Wednesday, February 21, 2007

The Secret Garden

And then she took a long breath and looked behind her up the long walk to see if any one was coming. No one was coming. No one ever did come, it seemed, and she took another long breath, because she could not help it, and she held back the swinging curtain of ivy and pushed back the door which opened slowly--slowly.

Then she slipped through it, and shut it behind her, and stood with her back against it, looking about her and breathing quite fast with excitement, and wonder, and delight.

She was standing inside the secret garden.

I re-read this book by Frances Hodgson Burnett from time to time--like many of my favorite books, it's because it doesn't always work that I think I like it so much. The parts of the book that I love are the strange, magical scenes: the scene in India at the beginning where Mary Lennox finds herself abandoned by adults during a cholera epidemic; the wonderful, creepy Gothicky house in Yorkshire to which she's taken and her first meeting with Colin there; and of course her discovery of the secret garden itself.

The other stuff--wholesome Dickon and his family (and I do love the depiction of a working family, by the way), Colin getting better and his reconciliation with his father, and all the stuff about growing things--well, it's what the story is about, isn't it?
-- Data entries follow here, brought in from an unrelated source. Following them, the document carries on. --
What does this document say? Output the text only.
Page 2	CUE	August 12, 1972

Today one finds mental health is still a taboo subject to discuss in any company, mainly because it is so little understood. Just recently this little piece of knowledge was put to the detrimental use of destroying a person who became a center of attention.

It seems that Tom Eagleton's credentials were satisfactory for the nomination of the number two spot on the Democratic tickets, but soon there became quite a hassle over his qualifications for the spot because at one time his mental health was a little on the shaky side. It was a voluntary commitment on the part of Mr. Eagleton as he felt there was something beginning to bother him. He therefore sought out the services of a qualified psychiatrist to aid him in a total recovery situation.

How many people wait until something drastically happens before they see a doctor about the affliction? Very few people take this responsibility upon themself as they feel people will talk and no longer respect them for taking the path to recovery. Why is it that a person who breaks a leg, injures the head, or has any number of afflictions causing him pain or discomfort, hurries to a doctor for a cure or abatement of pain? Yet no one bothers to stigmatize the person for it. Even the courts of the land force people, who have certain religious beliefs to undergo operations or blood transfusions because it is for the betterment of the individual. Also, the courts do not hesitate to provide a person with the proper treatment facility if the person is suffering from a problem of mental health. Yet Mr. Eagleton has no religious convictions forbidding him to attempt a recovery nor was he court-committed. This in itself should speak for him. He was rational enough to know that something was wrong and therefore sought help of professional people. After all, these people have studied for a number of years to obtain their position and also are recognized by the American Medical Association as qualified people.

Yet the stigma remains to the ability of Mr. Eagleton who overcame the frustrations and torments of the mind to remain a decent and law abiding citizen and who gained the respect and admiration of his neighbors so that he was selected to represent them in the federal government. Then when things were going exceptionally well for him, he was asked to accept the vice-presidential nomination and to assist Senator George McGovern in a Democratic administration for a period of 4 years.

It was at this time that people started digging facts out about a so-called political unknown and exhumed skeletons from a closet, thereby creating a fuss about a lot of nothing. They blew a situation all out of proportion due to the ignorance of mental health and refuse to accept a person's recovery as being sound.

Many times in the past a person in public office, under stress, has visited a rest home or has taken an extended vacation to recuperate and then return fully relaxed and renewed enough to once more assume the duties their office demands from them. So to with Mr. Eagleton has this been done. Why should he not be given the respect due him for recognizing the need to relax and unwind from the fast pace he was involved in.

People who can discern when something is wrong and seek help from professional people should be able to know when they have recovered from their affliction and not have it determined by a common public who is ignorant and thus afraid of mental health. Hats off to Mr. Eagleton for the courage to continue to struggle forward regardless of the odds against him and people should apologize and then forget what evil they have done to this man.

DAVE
The garden comes back to life as Mary and Colin heal themselves. (I just read yesterday, by the way, that Frances Hodgson Burnett was a Christian Scientist, which explains a lot of the mind-body stuff.) But I find the "healed" garden is just another pretty, manicured garden. It's disappointing. It's a safe, tamed garden with none of the wildness and mystery of the locked, secret garden.

Look at the potent images Burnett uses--the walled garden and the rose, both symbolic of the Virgin Mary and virginity in Christianity; and the rose, a symbol of eroticism in Kabbalistic and Islamic mythology. And above all, a wilderness of thorns, like the protective hedge that grew around the virginal Sleeping Beauty's castle. A pre-pubescent girl unlocks the secret of the garden, but we learn later that the garden killed Colin's mother--oh, no, she had sex (presumably) so she must die! On the other hand there's an idealized, fertile earth mother figure, Mrs. Sowerby (Dickon's mother), but I can't recall any mention of Dickon's father. All rather icky, isn't it?

I can't help wondering what happens to Mary, Colin, and Dickon when they grow up. I've always felt that Mary and Colin are destined for one of those marriages between cousins that the English upper-classes liked so much (keeps it in the family, don't you know). Dickon--not a chance, although I'm sure we could think of something to keep the three of them together.

Despite its peculiarities, I love this book for its richness of language, the wonderful descriptions of places and animals in particular. Your thoughts?


Robin L. Rotham said...

I loved the book, too, Jane, but it's been too long since I read it -- and I've never read it through the critical eyes of a writer/editor. I'll have to dig it out and give it another go.

Kate said...

I read it a lot when I was a I understand why. :)

I also wondered what happened to them and assumed they married. Cousins marrying is a big taboo here isn't it? I got told off in a contest once because my Regency h/h were cousins. I had no idea that was considered icky until I moved here!

jane george said...

Kate, did you tell that contest judge to read Mansfield Park?

I have to admit the idea of consanguinity w/cousins icks me out. It is one of the less honorable reasons Mansfield Park isn't among my favorite Austen works.

Besides, I run from my gene pool.

I did love the wildness of the untamed secret garden, and of India. I was drawn more to Dickon and his way with animals, than I was to Colin.

I've also previously identified with the displaced or the disenfranchised, so I liked Hodgson Burnett's A Little Princess too.

Time to suggest them to my daughter. :-)

Celia May Hart said...

didn't someone actually write a sequel with the three grownup?

I loved the garden -- but frankly, found the adults more interesting than the children...

Maureen said...

Susan Moody wrote, "Return to the Secret Garden." Another woman also wrote a sequel but I forget her name. I am writing my own sequel and have 12 chapters completed. I love the story. I don't analyze it very much, it's the symbolism of restoration which interests me and the characters, the themes of grief and death and how a family is healed.